The stock market faced some selling pressure after six straight weeks of gains for the S&P 500. The S&P 500 closed 1.0% lower last week and the Dow Jones sank 2.7%. The profit-taking activity was fueled by rising market rates. The yield on the 10 year US Treasury ended 16 basis points higher last week at 4.23% and the 2-yr yield settled 15 basis points higher this week at 4.10%. This week’s selling in the Treasury market expanded the 2s10s spread by one basis point to 13.

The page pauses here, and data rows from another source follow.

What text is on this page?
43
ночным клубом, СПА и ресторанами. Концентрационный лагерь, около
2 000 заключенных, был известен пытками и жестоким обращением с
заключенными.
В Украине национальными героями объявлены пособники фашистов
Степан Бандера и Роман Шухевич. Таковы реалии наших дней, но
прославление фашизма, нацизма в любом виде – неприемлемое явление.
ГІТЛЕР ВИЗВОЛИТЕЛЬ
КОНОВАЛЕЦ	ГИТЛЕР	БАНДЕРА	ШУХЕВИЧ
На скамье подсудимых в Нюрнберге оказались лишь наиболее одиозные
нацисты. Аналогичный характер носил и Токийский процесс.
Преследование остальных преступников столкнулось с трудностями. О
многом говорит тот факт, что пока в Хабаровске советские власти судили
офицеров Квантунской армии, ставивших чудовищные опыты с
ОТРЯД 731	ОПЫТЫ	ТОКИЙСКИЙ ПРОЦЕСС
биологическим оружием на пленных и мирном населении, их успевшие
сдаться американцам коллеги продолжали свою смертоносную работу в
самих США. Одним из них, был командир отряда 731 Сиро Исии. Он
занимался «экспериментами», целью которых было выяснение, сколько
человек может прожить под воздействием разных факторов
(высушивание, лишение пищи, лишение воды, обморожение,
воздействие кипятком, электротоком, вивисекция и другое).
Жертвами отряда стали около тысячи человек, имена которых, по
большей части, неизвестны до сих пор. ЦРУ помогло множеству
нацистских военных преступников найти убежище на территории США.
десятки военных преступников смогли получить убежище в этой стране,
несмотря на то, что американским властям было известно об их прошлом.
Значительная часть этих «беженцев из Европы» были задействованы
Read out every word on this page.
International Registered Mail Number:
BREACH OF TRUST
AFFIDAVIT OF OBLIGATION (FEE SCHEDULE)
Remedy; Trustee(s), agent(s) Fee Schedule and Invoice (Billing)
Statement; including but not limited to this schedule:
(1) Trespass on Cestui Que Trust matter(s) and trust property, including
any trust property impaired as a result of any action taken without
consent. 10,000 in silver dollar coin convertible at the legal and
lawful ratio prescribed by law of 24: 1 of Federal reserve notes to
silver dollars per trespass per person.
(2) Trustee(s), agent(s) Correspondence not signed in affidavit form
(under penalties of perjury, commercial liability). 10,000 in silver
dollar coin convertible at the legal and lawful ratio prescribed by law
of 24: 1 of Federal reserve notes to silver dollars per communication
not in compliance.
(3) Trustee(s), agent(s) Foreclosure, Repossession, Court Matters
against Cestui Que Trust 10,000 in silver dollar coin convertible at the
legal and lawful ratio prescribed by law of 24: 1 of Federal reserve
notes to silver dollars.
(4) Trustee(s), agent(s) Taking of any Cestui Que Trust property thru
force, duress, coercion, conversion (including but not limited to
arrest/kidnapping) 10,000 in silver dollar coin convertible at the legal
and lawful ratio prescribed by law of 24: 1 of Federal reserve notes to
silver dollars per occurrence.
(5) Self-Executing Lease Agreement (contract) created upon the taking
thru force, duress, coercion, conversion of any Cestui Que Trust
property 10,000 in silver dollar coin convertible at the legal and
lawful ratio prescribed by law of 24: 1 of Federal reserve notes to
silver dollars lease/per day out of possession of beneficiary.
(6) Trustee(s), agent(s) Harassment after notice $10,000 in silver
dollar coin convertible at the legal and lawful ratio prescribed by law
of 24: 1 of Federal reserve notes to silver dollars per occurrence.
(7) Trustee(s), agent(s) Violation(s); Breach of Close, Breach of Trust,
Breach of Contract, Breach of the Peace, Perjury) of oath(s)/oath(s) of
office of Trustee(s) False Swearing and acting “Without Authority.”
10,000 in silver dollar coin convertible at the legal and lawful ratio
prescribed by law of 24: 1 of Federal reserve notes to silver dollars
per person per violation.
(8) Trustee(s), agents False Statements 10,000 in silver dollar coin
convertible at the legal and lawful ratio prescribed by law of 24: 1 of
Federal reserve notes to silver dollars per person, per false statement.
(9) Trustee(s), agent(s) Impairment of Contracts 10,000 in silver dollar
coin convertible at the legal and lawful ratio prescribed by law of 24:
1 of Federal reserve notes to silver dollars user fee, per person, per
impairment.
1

The Nasdaq managed to settle 0.2% higher for the week, benefitting from buying activity in mega caps and semiconductor shares. The Vanguard Mega Cap Growth ETF (MGK) rose 0.3% and the PHLX Semiconductor Index (SOX) eked out a 0.1% gain. Some of the buying in mega cap shares was related to the huge jump in Tesla (TSLA) following impressive Q3 earnings and an aggressive 2025 vehicle growth forecast.
On Friday we received Durable Orders for the month of September which came in at -0.8% (consensus -0.9%) and August’s orders were revised downwards to -0.8% from 0.0%. However, September Durable Orders ex-transportation came in at +0.4% (Briefing.com consensus -0.1%). The key takeaway from the report is that it had a split growth personality. A 0.5% increase in nondefense capital goods orders excluding aircraft conveyed a pickup in business spending, yet the 0.3% decline in shipments of nondefense capital goods orders excluding aircraft, which factors into GDP computations, declined 0.3% on the heels of a 0.1% decline in August and a 0.4% decline in July.
Over the weekend, Israel launched a reprisal attack against Iranian military targets. Preliminary reports indicate that neither Iranian energy production infrastructure nor nuclear sites were hit.